Mexico’s geography is defined by mountains and volcanoes. Mexico City–based design studio Ewe (also affiliated with Héctor Esrawe, below) relied heavily on fire for its most recent collection, Alquimia, with a material palate defined by melted glass, charred wood, and forged steel. Most intriguing is its Magma Light, created from 11 hand-carved volcanic stone molds into which glass was poured. The effect is like molten globules of lava.

Zona Maco Design
Courtesy Breuer

Breuer Estudio

Mexico City–based furniture company Breuer Estudio invited Argentinian designer Lao Gabrielli to rethink the label’s signature leather bench by designer Arturo Verastegui. Gabrielli, who currently lives in Mexico City, covered the bench in Day-Glo colors and patterns for an exuberant limited-edition collaboration.

Zona Maco Design
Shelf’s Urn collection at Zona Maco.
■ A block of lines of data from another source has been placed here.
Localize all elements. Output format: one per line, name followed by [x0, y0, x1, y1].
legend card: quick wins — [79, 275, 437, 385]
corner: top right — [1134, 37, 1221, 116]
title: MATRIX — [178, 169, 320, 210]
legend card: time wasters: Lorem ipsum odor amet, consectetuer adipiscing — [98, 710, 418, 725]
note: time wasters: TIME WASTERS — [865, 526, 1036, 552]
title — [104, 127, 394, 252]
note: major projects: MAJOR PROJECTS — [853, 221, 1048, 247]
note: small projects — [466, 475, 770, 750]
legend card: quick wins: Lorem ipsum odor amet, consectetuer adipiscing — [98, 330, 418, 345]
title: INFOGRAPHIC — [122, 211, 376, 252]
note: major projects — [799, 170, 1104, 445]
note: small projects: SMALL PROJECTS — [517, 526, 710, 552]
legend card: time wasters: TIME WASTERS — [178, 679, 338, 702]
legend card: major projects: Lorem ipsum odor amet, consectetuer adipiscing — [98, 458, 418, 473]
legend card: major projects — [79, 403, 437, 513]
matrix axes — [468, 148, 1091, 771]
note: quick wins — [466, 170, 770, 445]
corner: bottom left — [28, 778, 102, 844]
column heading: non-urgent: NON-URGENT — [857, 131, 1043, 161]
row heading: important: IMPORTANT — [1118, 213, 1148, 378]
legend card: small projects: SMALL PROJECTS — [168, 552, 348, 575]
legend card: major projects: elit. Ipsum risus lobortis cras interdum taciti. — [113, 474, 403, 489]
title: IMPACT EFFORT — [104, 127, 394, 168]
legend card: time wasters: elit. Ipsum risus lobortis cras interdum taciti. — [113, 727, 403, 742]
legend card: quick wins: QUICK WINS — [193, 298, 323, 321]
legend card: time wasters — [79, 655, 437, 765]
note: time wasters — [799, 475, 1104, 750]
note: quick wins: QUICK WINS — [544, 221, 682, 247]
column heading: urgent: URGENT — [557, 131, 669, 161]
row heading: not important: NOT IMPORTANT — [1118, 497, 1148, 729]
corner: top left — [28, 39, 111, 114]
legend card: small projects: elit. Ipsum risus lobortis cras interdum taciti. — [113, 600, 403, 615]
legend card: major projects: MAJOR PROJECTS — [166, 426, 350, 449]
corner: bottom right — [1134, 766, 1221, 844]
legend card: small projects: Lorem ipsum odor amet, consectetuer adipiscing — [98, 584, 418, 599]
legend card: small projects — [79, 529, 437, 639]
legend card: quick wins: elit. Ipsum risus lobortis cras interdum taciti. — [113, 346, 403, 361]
Courtesy Shelf

Shelf

Unlike its other North American counterparts, Mexico has a more carefree—even humorous—relationship with death. Yet, observed Mexican designer Ricardo Casas of Shelf, “it’s surprising that in a culture such as ours…our options are so often limited to a generic container with industrial finishes and impersonal inscriptions.” To celebrate different attitudes toward the afterlife, Casas has teamed up with 13 international artists and designers to create a series of open-and limited-edition urns. This darkly brilliant series, called ur/ns, aims to free typical funerary objects from their boring mass-produced counterparts. And joyless these are not: ur/ns ranges from a canopic jar with Mickey Mouse ears, to a Zapotec-inspired Xoloitzcuintli dog, to an urn modeled after Frank Lloyd Wright’s Fallingwater. Dare we say they are to die for?

Zona Maco Design
Héctor Esrawe’s Dolmen furniture collection. Courtesy Esrawe

Esrawe

Designer Héctor Esrawe presented Dolmen at Zona Maco, a bold new collection wrought in a sensuous palate of rich walnut and glimmering black marble. The furnishings consist of a dining table and chairs, but the standout is Esrawe’s trinchador—credenza. With its balanced with a solid marble base and gravity-defying geometric cabinetry, it isn’t your grandma’s buffet table.

Zona Maco Design
Studio Roca’s booth at Zona Maco Courtesy Studio Roca/Facebook

Studio Roca

Just in time for its 15-year anniversary, notable Mexico City–based interior and furniture design office, Studio Roca, has released a new collection which celebrates traditional craft techniques as much as it showcases cutting-edge design. The new items, which included seating, a shelving unit, and a table, are all made from materials such as burnt wood, marble, and steel. The most intriguing addition was a new tubular wall lamps, all made from black Monterrey marble.